Scientists identified new targets that can reduce blood vessel damage in diabetes, according to a study published on July 9, 2018.
This study was conducted by the researchers at the Medical College of Georgia at Augusta University. In diabetes, the levels of enzyme known as PDIA1, which enables a healthy homeostasis of endothelial cells as well as production of new blood vessels decreases and the activity of Drp1, a key regulator of fission regulated by PDIA1 increase. Imbalance of these causes separation of endothelial cells and their powerhouses, thereby causing a vicious cycle where too much reactive oxygen species are produced by the mitochondria.

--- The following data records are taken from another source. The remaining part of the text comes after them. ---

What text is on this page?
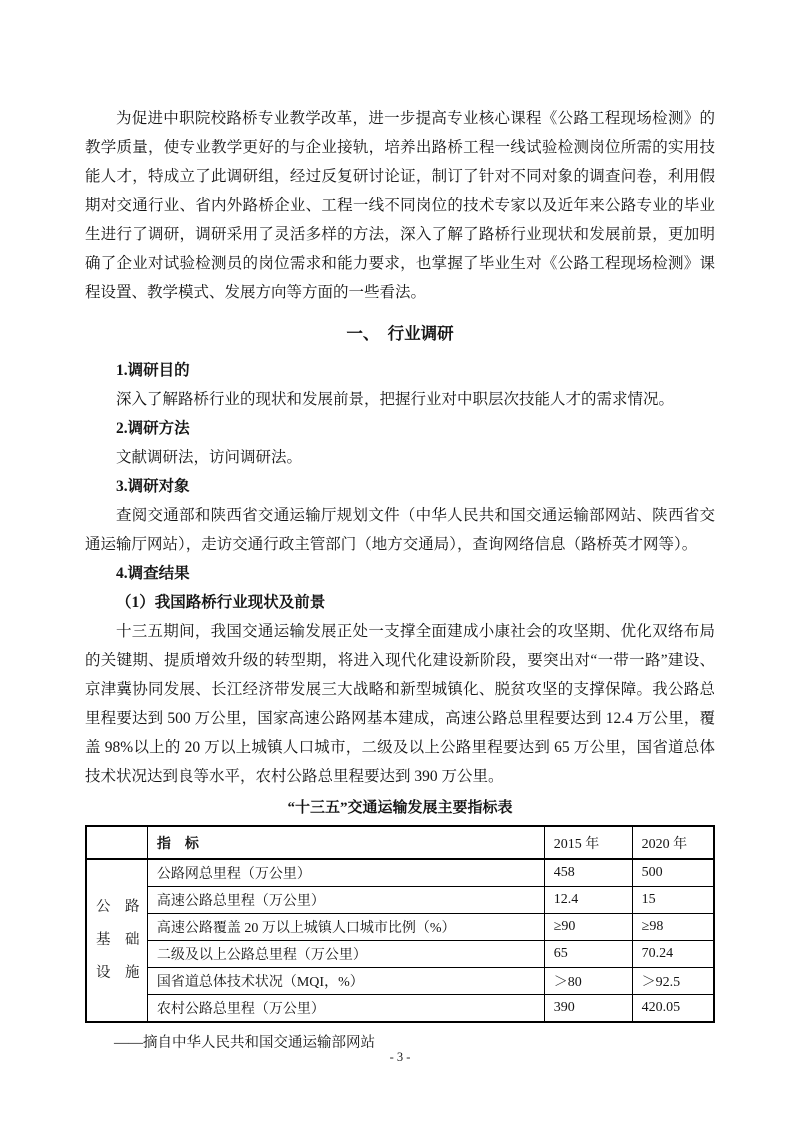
为促进中职院校路桥专业教学改革，进一步提高专业核心课程《公路工程现场检测》的教学质量，使专业教学更好的与企业接轨，培养出路桥工程一线试验检测岗位所需的实用技能人才，特成立了此调研组，经过反复研讨论证，制订了针对不同对象的调查问卷，利用假期对交通行业、省内外路桥企业、工程一线不同岗位的技术专家以及近年来公路专业的毕业生进行了调研，调研采用了灵活多样的方法，深入了解了路桥行业现状和发展前景，更加明确了企业对试验检测员的岗位需求和能力要求，也掌握了毕业生对《公路工程现场检测》课程设置、教学模式、发展方向等方面的一些看法。

一、　行业调研

1.调研目的

深入了解路桥行业的现状和发展前景，把握行业对中职层次技能人才的需求情况。

2.调研方法

文献调研法，访问调研法。

3.调研对象

查阅交通部和陕西省交通运输厅规划文件（中华人民共和国交通运输部网站、陕西省交通运输厅网站），走访交通行政主管部门（地方交通局），查询网络信息（路桥英才网等）。

4.调查结果

（1）我国路桥行业现状及前景

十三五期间，我国交通运输发展正处一支撑全面建成小康社会的攻坚期、优化双络布局的关键期、提质增效升级的转型期，将进入现代化建设新阶段，要突出对“一带一路”建设、京津冀协同发展、长江经济带发展三大战略和新型城镇化、脱贫攻坚的支撑保障。我公路总里程要达到 500 万公里，国家高速公路网基本建成，高速公路总里程要达到 12.4 万公里，覆盖 98%以上的 20 万以上城镇人口城市，二级及以上公路里程要达到 65 万公里，国省道总体技术状况达到良等水平，农村公路总里程要达到 390 万公里。

“十三五”交通运输发展主要指标表
	指　标	2015 年	2020 年

公　路
基　础
设　施	公路网总里程（万公里）	458	500
	高速公路总里程（万公里）	12.4	15
	高速公路覆盖 20 万以上城镇人口城市比例（%）	≥90	≥98
	二级及以上公路总里程（万公里）	65	70.24
	国省道总体技术状况（MQI，%）	＞80	＞92.5
	农村公路总里程（万公里）	390	420.05

——摘自中华人民共和国交通运输部网站

- 3 -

The discoveries help in providing new treatment targets for diseases associated with endothelial cell senescence or aging. Potential points of intervention include restoring a healthy balance of PDIA1 and Drp1 and/or reducing the high oxidative stress that throws off the balance in diabetes and other disease.
Specific amount of ROS is needed for various body functions, however, high levels are associated with aging throughout the body. Within the endothelial cells, the mitochondria primarily produce ROS as fuel and it in turn helps fuel mitochondria. Normal levels of ROS actually activates the PDIA1 enzyme and are a signaling molecule for angiogenesis, which is the formation of new blood vessels. On knocking out PDIA1 in endothelial cells that are isolated from human blood vessels, it was found that presence of protein necessary to maintain endothelial cell function. Moreover, there was less cell growth and proliferation as well as impaired angiogenesis and ability to dilate.
When researchers was studying about regulation of ROS levels by PDIA1 in endothelial cells, they found that the loss of PDIA1 induces both a slight increase inside the endothelial cells and mitochondrial dysfunction, including significantly increasing the amount of ROS produced by mitochondria. Scientists are further studying about delivery systems for PDIA1.